At the same time it must be noted that the leaves of the Mountain Ash are of a poisonous quality, and contain prussic acid like those of the laurel. But, as already shown, the berries, when ripe, may be eaten freely without fear. Chemically they contain tartaric acid when unripe, and both malic and citric acids when ripe. They also furnish sorbin, and parasorbic acid. The unripe fruit and the bark are extremely astringent, being useful in decoction, or infusion, to check diarrhoea; and externally in poultices or lotions, to constringe such relaxed parts as the throat, and lower bowel.

The title Rowan tree has affixed itself to the Mountain Ash, as derived from the Norse, Runa (a charm), because it is supposed to have the power of averting the evil eye.

"Rowan tree and red thread
Hold the witches a' in dread."

"Ruma" was really a magician, or whisperer, from ru, to murmur, and in olden times runes, or mystical secrets, were carved exclusively on the Mountain Ash tree in Scandinavia and the British Isles.

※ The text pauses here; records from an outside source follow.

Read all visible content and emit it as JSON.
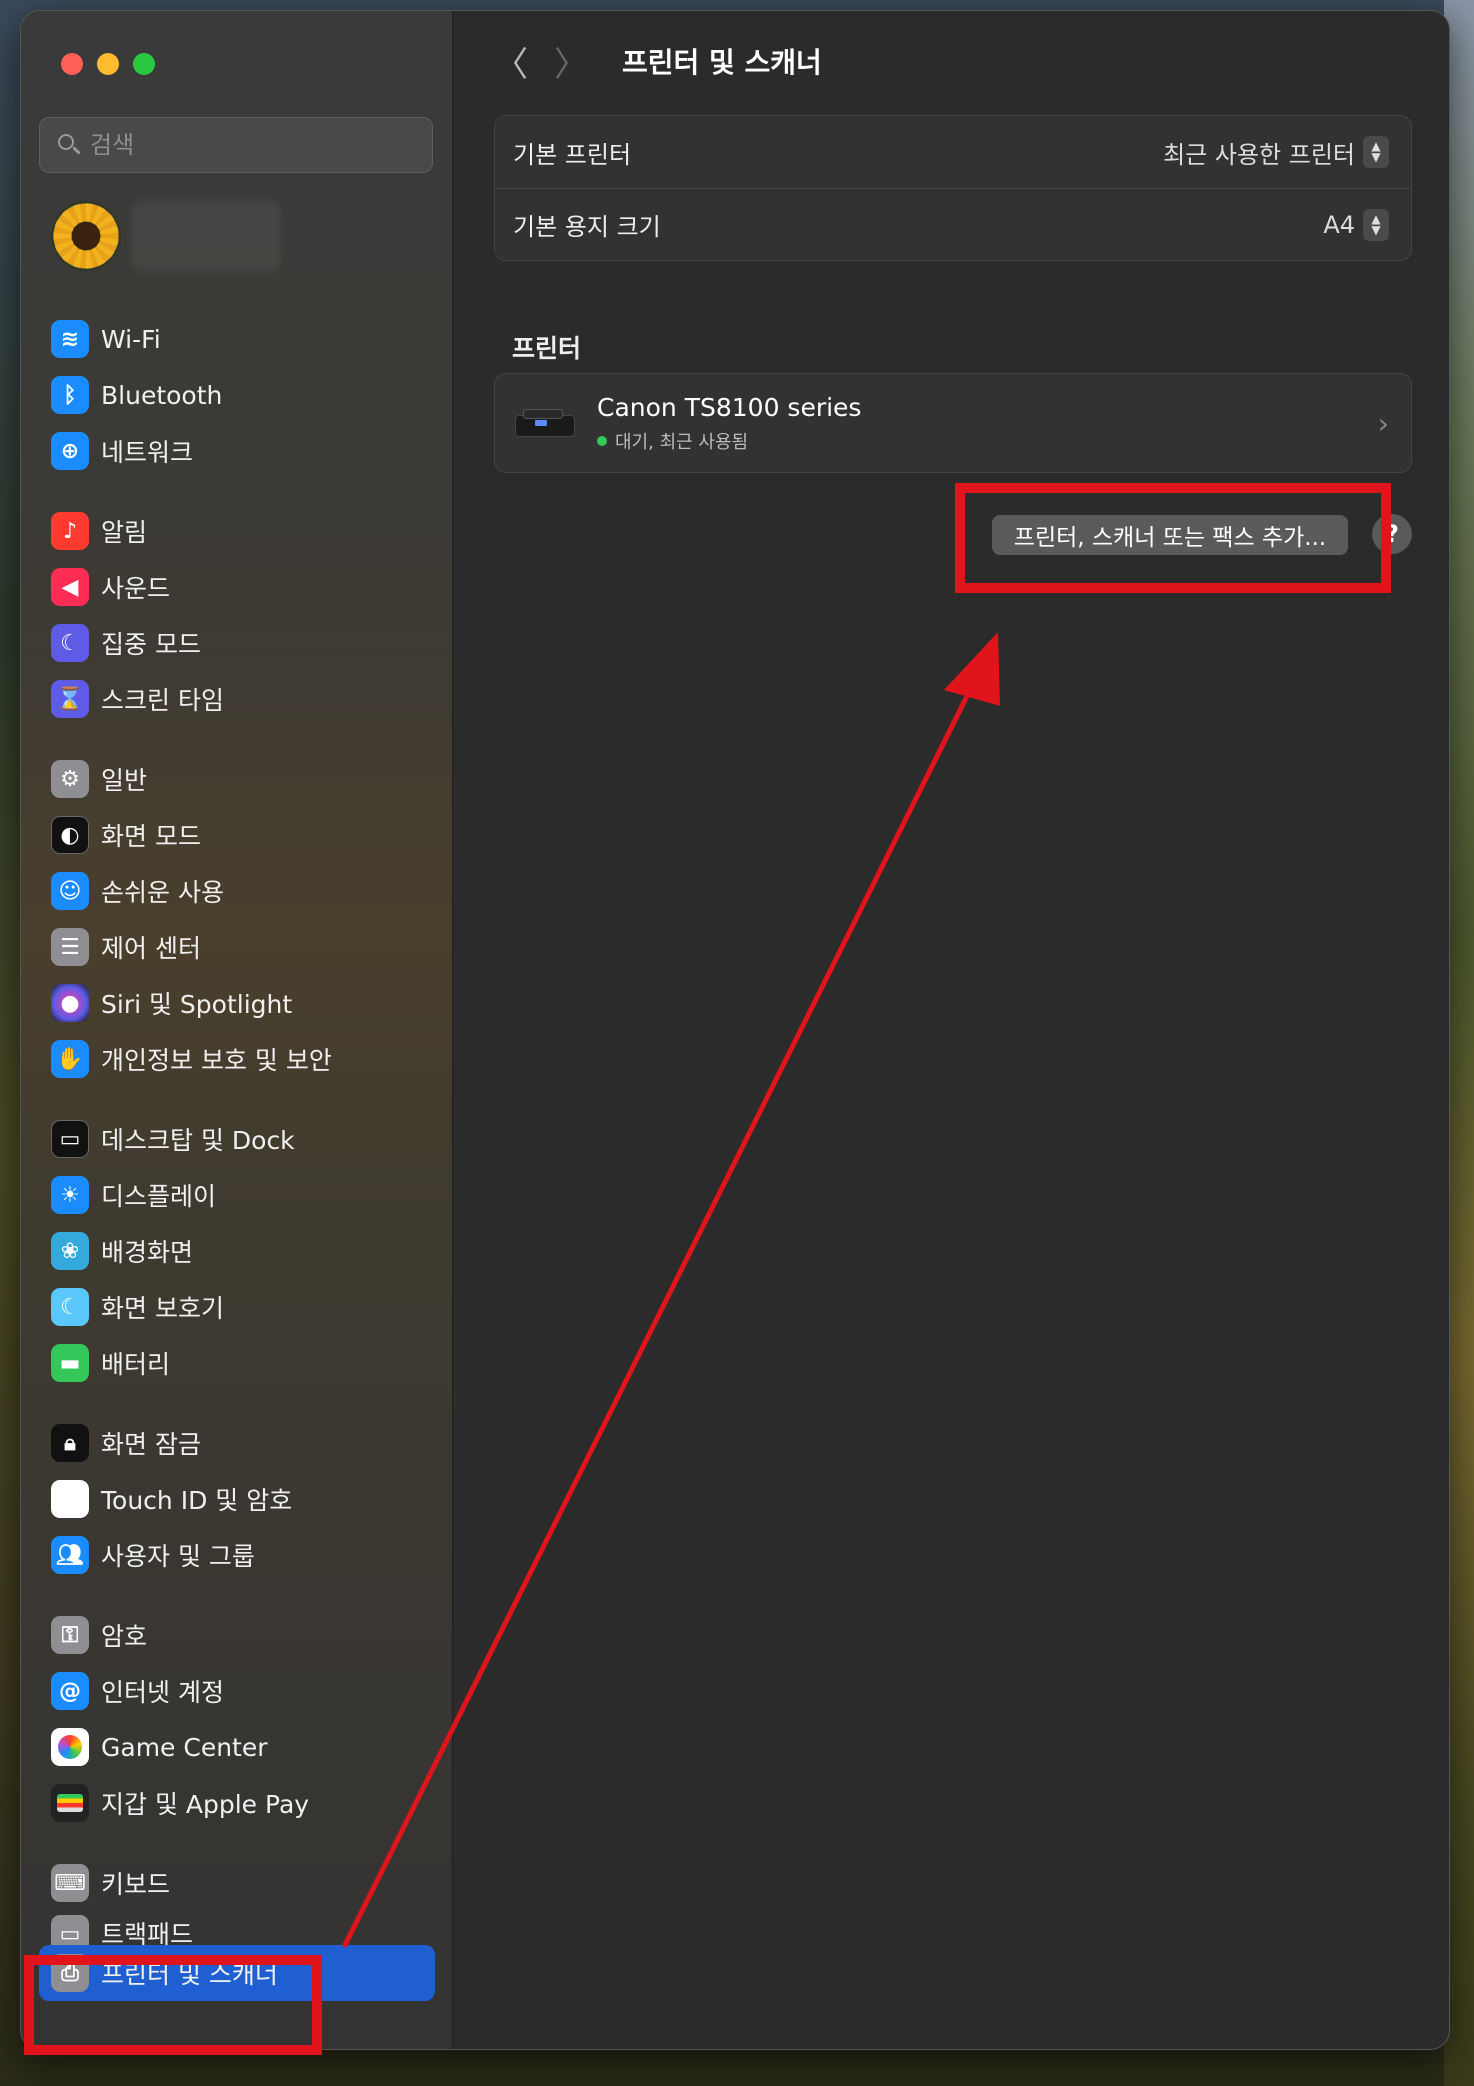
{
  "window": {
    "title": "프린터 및 스캐너"
  },
  "search": {
    "placeholder": "검색"
  },
  "sidebar": {
    "groups": [
      [
        {
          "label": "Wi-Fi",
          "icon": "wifi-icon"
        },
        {
          "label": "Bluetooth",
          "icon": "bluetooth-icon"
        },
        {
          "label": "네트워크",
          "icon": "globe-icon"
        }
      ],
      [
        {
          "label": "알림",
          "icon": "bell-icon"
        },
        {
          "label": "사운드",
          "icon": "speaker-icon"
        },
        {
          "label": "집중 모드",
          "icon": "moon-icon"
        },
        {
          "label": "스크린 타임",
          "icon": "hourglass-icon"
        }
      ],
      [
        {
          "label": "일반",
          "icon": "gear-icon"
        },
        {
          "label": "화면 모드",
          "icon": "appearance-icon"
        },
        {
          "label": "손쉬운 사용",
          "icon": "accessibility-icon"
        },
        {
          "label": "제어 센터",
          "icon": "toggles-icon"
        },
        {
          "label": "Siri 및 Spotlight",
          "icon": "siri-icon"
        },
        {
          "label": "개인정보 보호 및 보안",
          "icon": "hand-icon"
        }
      ],
      [
        {
          "label": "데스크탑 및 Dock",
          "icon": "dock-icon"
        },
        {
          "label": "디스플레이",
          "icon": "sun-icon"
        },
        {
          "label": "배경화면",
          "icon": "flower-icon"
        },
        {
          "label": "화면 보호기",
          "icon": "screensaver-icon"
        },
        {
          "label": "배터리",
          "icon": "battery-icon"
        }
      ],
      [
        {
          "label": "화면 잠금",
          "icon": "lock-icon"
        },
        {
          "label": "Touch ID 및 암호",
          "icon": "fingerprint-icon"
        },
        {
          "label": "사용자 및 그룹",
          "icon": "users-icon"
        }
      ],
      [
        {
          "label": "암호",
          "icon": "key-icon"
        },
        {
          "label": "인터넷 계정",
          "icon": "at-icon"
        },
        {
          "label": "Game Center",
          "icon": "game-center-icon"
        },
        {
          "label": "지갑 및 Apple Pay",
          "icon": "wallet-icon"
        }
      ]
    ],
    "keyboard_label": "키보드",
    "trackpad_label": "트랙패드",
    "active_label": "프린터 및 스캐너"
  },
  "main": {
    "title": "프린터 및 스캐너",
    "default_printer_label": "기본 프린터",
    "default_printer_value": "최근 사용한 프린터",
    "default_paper_label": "기본 용지 크기",
    "default_paper_value": "A4",
    "printers_section": "프린터",
    "printer": {
      "name": "Canon TS8100 series",
      "status": "대기, 최근 사용됨",
      "status_color": "#34c759"
    },
    "add_button": "프린터, 스캐너 또는 팩스 추가...",
    "help_button": "?"
  },
  "colors": {
    "accent": "#1f5fd1",
    "annotation": "#e0141a"
  }
}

Crosses made of the twigs, and tied with red thread were sewn by Highlandmen into their clothes. Dame Sludge fastened a piece of the wood into Flibbertigibbet's collar as a protection against Wayland Smith's sorceries.—(Kenilworth). Other folk-names of the tree are Quicken tree, Quick Beam, Wiggen, and Witcher.

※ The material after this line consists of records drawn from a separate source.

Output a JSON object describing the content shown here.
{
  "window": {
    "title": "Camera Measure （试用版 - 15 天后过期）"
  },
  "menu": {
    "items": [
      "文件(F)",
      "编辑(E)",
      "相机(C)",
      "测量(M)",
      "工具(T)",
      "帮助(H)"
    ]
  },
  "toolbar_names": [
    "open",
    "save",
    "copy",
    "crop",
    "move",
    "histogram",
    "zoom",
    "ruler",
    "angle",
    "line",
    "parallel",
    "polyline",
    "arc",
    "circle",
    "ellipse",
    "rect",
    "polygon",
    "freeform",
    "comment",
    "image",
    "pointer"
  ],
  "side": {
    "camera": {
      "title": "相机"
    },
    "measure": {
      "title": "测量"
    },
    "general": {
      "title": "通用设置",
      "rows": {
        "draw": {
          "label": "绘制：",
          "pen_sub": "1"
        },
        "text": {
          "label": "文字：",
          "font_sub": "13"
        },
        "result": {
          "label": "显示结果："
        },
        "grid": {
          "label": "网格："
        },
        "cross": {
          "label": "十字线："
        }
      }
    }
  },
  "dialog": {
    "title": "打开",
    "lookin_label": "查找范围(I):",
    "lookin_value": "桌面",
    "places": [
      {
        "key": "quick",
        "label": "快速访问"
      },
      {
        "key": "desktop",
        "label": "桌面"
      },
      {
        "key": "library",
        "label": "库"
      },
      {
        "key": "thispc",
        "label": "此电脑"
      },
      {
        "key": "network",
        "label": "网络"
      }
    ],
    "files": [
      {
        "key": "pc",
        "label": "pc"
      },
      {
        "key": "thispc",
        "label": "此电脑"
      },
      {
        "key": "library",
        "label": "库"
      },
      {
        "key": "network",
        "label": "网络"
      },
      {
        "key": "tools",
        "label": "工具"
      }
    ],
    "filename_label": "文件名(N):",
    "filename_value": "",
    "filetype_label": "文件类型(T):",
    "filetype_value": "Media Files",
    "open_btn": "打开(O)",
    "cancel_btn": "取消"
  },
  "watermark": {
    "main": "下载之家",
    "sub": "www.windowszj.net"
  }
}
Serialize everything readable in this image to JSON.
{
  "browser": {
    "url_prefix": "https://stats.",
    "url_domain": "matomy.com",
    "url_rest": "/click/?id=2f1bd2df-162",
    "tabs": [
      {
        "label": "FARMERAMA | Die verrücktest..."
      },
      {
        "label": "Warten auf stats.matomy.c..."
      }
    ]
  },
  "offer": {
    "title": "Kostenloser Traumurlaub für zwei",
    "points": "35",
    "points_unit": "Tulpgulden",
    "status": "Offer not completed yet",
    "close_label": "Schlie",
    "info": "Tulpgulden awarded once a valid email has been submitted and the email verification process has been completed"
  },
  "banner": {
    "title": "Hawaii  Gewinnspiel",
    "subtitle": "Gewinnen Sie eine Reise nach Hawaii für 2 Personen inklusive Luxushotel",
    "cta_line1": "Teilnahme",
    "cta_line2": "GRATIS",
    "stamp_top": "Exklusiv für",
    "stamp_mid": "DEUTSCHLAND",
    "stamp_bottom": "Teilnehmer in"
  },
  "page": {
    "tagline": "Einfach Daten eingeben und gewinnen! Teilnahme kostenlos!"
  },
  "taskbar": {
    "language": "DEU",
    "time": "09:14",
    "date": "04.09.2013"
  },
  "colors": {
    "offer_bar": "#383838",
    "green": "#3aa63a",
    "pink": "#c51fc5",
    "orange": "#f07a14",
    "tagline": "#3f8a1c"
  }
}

The Mountain Ash is botanically a connecting link between the dog rose of our hedges and the apple tree of our orchards. Its flowers exactly resemble apple blossoms, and its thickly-clustered red berries are only small crabs dwarfed by the love of the tree for mountain heights and bleak windy situations. In the harsh cold regions of the north it is only a stunted shrub with leaves split up into many small leaflets, so as to suffer less by any breadth of resistance to the sharp driving blasts of icy winds.